I/O with Parallel HDF5 and Select Operations
Reading HDF5 data in parallel requires no additional work on your part. However parallel writes require that you have a copy of HDF5 on your system that has been compiled with parallel write support turned on. See Installation for details on how to install a parallel version of hdf5 on your system.
Currently, OpenCosmo does not support writing data in an MPI context unless all ranks are writing to the same data. In practices this means that all ranks must have the same columns in their data, so all opencosmo.Dataset.select() operations must be identical across ranks.
“Take” Operations
When a dataset is opened in an MPI context, the data is chunked across all ranks. opencosmo.Dataset.take() operations will always operate on the data that is local to the given rank. For example, taking 100 rows at random on all ranks will actually take 100*N_ranks rows, distributed evenly across the ranks. Taking 100 rows with at = "start" will take the first 100 rows on each rank.
Spatial Queries
In OpenCosmo, raw data is ordered according to its location in the spatial index. When a dataset is loaded with MPI, each rank recieves an equal share of the regions in the spatial index. As a result, most spatial queries are likely to return no data for most ranks.

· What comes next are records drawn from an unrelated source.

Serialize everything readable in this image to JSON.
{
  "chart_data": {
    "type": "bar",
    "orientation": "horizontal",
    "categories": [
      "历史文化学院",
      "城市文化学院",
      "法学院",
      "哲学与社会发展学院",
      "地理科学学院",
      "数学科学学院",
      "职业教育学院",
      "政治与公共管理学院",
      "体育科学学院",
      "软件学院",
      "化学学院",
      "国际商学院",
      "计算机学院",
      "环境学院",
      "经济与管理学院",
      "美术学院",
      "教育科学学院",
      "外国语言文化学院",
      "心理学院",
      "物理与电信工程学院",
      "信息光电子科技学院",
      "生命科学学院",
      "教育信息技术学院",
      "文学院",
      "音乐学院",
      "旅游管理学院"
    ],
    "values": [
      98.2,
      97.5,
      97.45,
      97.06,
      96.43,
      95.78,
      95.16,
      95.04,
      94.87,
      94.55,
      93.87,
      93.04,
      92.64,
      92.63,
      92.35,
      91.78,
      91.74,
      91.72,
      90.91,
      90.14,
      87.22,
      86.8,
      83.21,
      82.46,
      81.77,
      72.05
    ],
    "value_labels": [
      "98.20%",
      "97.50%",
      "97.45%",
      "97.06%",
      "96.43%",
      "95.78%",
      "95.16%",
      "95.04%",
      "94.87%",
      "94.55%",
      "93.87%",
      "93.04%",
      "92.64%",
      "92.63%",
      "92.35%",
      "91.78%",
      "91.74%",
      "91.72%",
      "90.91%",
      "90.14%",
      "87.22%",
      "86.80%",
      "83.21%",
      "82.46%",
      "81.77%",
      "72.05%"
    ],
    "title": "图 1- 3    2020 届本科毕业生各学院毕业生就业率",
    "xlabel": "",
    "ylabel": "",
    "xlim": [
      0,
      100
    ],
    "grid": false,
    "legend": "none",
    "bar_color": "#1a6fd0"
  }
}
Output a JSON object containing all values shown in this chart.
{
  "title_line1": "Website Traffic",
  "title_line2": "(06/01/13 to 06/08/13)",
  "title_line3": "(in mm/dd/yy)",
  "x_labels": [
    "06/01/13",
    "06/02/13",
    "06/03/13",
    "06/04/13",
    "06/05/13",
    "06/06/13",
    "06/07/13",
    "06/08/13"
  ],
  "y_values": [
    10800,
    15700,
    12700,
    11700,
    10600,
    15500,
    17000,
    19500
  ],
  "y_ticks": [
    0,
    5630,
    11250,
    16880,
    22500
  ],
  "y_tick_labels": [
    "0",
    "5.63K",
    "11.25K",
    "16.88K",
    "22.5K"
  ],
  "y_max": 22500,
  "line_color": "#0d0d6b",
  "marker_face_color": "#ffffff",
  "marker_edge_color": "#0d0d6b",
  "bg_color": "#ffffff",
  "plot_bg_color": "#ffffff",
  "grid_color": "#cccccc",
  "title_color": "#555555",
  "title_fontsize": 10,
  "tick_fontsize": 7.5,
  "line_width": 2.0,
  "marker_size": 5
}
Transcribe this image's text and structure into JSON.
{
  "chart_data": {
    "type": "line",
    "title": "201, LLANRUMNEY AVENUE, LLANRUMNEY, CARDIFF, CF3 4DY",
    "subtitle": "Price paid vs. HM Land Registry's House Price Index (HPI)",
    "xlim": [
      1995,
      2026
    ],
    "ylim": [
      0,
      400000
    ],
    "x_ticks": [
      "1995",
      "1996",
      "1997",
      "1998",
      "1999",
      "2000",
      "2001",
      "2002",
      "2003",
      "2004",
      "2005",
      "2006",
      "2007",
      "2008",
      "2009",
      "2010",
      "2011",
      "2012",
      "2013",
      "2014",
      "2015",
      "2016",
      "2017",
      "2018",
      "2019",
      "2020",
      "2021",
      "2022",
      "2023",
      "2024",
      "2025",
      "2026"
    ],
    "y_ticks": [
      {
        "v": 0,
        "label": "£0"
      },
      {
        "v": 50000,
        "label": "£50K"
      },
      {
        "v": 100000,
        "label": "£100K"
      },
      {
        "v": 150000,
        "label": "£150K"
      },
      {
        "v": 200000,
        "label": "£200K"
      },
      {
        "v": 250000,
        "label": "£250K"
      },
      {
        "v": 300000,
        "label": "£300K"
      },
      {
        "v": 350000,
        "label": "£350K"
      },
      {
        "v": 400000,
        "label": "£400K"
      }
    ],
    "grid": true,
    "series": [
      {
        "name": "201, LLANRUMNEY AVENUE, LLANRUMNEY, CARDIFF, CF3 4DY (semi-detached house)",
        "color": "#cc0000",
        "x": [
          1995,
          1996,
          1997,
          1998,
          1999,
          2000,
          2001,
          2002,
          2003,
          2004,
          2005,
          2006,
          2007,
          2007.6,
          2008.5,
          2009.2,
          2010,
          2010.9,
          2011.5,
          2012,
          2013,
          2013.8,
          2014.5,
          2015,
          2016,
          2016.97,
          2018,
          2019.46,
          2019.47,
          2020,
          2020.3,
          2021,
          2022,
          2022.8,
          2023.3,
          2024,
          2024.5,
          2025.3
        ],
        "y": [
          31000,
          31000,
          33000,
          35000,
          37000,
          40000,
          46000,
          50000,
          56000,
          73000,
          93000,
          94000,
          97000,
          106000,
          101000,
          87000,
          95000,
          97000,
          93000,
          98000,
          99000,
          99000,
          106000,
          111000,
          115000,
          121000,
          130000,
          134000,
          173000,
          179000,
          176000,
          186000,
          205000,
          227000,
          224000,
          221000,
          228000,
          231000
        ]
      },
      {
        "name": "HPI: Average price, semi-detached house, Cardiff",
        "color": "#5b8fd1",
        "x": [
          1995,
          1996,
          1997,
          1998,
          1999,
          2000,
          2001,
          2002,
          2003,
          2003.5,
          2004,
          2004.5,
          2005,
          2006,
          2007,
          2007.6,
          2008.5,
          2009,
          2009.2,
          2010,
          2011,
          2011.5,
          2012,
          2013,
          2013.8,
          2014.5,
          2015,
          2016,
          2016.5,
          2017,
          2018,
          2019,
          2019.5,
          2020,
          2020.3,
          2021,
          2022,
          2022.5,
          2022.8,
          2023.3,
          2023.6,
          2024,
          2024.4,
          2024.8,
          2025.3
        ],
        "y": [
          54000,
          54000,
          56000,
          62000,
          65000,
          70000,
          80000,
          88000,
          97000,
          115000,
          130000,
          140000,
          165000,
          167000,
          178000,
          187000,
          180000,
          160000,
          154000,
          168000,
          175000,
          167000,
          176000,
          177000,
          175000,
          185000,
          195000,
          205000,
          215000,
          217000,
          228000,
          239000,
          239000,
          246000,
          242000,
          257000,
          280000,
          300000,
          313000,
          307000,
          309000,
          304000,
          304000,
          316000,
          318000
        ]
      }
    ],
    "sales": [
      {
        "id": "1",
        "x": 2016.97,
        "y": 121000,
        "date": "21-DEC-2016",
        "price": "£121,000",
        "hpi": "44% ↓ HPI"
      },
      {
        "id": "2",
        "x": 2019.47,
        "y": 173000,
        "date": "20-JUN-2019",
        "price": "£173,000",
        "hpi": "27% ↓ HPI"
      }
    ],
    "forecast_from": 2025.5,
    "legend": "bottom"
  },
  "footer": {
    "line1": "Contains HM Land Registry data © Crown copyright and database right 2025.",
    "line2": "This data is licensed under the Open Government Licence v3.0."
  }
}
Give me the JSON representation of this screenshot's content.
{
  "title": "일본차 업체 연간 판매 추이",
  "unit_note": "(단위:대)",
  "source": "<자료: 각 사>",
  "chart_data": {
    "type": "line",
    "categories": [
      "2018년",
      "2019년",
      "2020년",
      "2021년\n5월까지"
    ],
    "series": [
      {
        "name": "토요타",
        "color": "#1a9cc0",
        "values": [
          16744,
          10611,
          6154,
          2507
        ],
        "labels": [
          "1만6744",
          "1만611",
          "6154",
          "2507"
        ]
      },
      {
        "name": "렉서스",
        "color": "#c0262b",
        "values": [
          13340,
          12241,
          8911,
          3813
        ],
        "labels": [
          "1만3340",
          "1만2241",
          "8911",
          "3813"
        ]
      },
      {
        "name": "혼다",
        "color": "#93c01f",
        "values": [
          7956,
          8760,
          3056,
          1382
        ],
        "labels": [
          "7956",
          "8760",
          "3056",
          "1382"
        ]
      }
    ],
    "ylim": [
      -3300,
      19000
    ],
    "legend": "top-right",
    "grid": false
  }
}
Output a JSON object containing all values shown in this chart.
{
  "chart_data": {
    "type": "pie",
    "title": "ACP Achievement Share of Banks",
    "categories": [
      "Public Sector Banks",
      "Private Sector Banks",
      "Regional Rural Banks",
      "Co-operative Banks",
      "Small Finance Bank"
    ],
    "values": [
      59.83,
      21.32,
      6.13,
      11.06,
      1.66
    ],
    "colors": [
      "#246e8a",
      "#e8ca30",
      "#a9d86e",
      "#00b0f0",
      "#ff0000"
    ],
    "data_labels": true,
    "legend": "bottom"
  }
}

Ranks that fall completely outside the query region will return a zero-length dataset. opencosmo.write() will handle the zero-length datasets automatically.
You can retrieve the region the local dataset is contained with in by calling opencosmo.Dataset.region(). One possible workflow is to perform different spatial queries for each rank depending on the region that is local to that rank.
Currently OpenCosmo does not support sharing data across ranks, such as when a given spatial query crosses a rank boundary. This will be improved in the future.